Today we sympathise with the plight of Woolworths workers, facing redundancy on a big scale. There will be no governemnt handout for them. There will be more store groups going under in these conditions, which remain the cruellest I can remember. Cost cutting and care with merchandising are essential for survival. Not all will make it.

4 Comments

  1. Mike Gill
    December 27, 2008

    Surely there has to be a substantial reduction in total retail capacity. The current discount frenzy is the retail version of last man standing. Spending power is reduced not only by reduction of borrowing but also by the need to pay down existing debt, and recovery in spending power will be damped by future tax rises

    When the surviving shops re-stock after their current currency hedges and supply contracts expire, we will presumably see inflation for imported items. Buy what you need now if you can!

  2. Michael, Islington
    December 27, 2008

    I can see you don’t go shopping much.

    Just about all the high street retailers are stuffing their “sales” with specially bought-in seconds.

    They don’t think as much about right product, right price and right place as about there’s a lot of right mugs.

    Reply: Yes, there is always a lot of special sale merchandise, which some like. There are also genuine bargains from heavily discounted regular stock, as I have seen for my self again this year.

  3. Derek
    December 27, 2008

    A lot of ‘sale’ stuff is brought in specially, but is not seconds it is just made to a price point. It’s what’s known in the trade as a mug’s eyeful. There are genuine cost or below cost bargains out there if you know where to look, particularly in clothing.

    There’s a big media narrative about savvy shoppers leaving it later every year. The recent Woolworths sale undermines this a bit with their initial ‘up to 50% sale’ that duped many into buying when the discount was only 10% (7.9% really when you bear in mind the VAT cut wasn’t passed on).

    Unfortunately, survival will be less down to gifted retailing and more down to how much of the estate is freehold and whether the debt can be refinanced or not. The current environment is so harsh that you can have a large market share, mopping up most of the available spend, but still be struggling to make ends meet.

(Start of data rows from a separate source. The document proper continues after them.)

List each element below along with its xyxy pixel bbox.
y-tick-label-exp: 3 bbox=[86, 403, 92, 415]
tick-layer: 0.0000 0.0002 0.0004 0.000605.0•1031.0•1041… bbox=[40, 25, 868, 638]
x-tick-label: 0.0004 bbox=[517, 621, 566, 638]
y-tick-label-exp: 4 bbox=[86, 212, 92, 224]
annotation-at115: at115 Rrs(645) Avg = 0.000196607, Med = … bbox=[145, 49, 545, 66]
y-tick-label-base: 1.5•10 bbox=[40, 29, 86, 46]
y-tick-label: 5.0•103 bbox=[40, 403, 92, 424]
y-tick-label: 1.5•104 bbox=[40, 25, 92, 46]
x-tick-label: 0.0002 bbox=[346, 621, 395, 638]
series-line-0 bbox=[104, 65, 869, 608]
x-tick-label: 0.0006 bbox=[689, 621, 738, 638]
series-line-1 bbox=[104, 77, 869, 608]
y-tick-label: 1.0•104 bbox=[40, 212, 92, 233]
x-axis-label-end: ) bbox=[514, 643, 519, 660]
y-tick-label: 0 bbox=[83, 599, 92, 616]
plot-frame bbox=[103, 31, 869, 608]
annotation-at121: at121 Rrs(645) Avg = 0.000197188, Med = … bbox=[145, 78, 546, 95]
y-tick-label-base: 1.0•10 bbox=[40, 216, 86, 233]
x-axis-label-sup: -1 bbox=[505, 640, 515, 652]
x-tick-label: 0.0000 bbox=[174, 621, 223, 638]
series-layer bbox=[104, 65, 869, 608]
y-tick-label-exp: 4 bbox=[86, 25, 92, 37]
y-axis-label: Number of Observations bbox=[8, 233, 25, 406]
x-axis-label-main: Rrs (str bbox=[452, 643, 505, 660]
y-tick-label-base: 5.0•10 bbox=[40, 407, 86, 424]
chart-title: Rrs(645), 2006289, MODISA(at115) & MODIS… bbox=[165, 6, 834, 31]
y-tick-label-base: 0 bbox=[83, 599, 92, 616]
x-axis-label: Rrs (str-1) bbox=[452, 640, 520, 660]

    Outmoded business models are a favourite analysis for failing businesses. Take the car industry, for example, the standard line is they didn’t adapt their products to environmentally friendly models people want to buy. It’s nonsense though, if cheap car loans were still available people would still be merrily buying 4x4s. Any car manufacturer who’d decided to go over to an entirely green product range would be calling the administrators. The car industry churned out SUVs because that was what people wanted to buy. The slowdown was too fierce and the timeframe too small for them to be fairly expected to have re-invented themselves.

  4. mikestallard
    December 27, 2008

    In the Fens, there has always been a shift in market places.
    King’s Lynn had a mediaeval market based on the old German/Russian trade through the Hanse. Then, when the Bedford Level drained part of the Fens, a brand new Market Place started off with pubs and another Parish Church. In the 1960s, the market area shifted into the new pedestrian precinct round Sainsbury’s and the new Bus Park/Railway project. Now, in the next millenium, it is shifting again to the ring road with hypermarkets of various kinds.
    I say this to reassure. The centre of Wisbech is largely charity shops, defunct Woolies, Poundland etc and some tea shops and pubs. Apart from the weekly market, it is a dead zone. The action is moving out to the ring road with the new multiplex.
    Plus ca change…..
    I am so pleased that you understand the skill and professionalism of traders of all stripes: the BBC seems to see them all as swindlers/rich people/polluters. In fact, they are the cutting edge of this economy.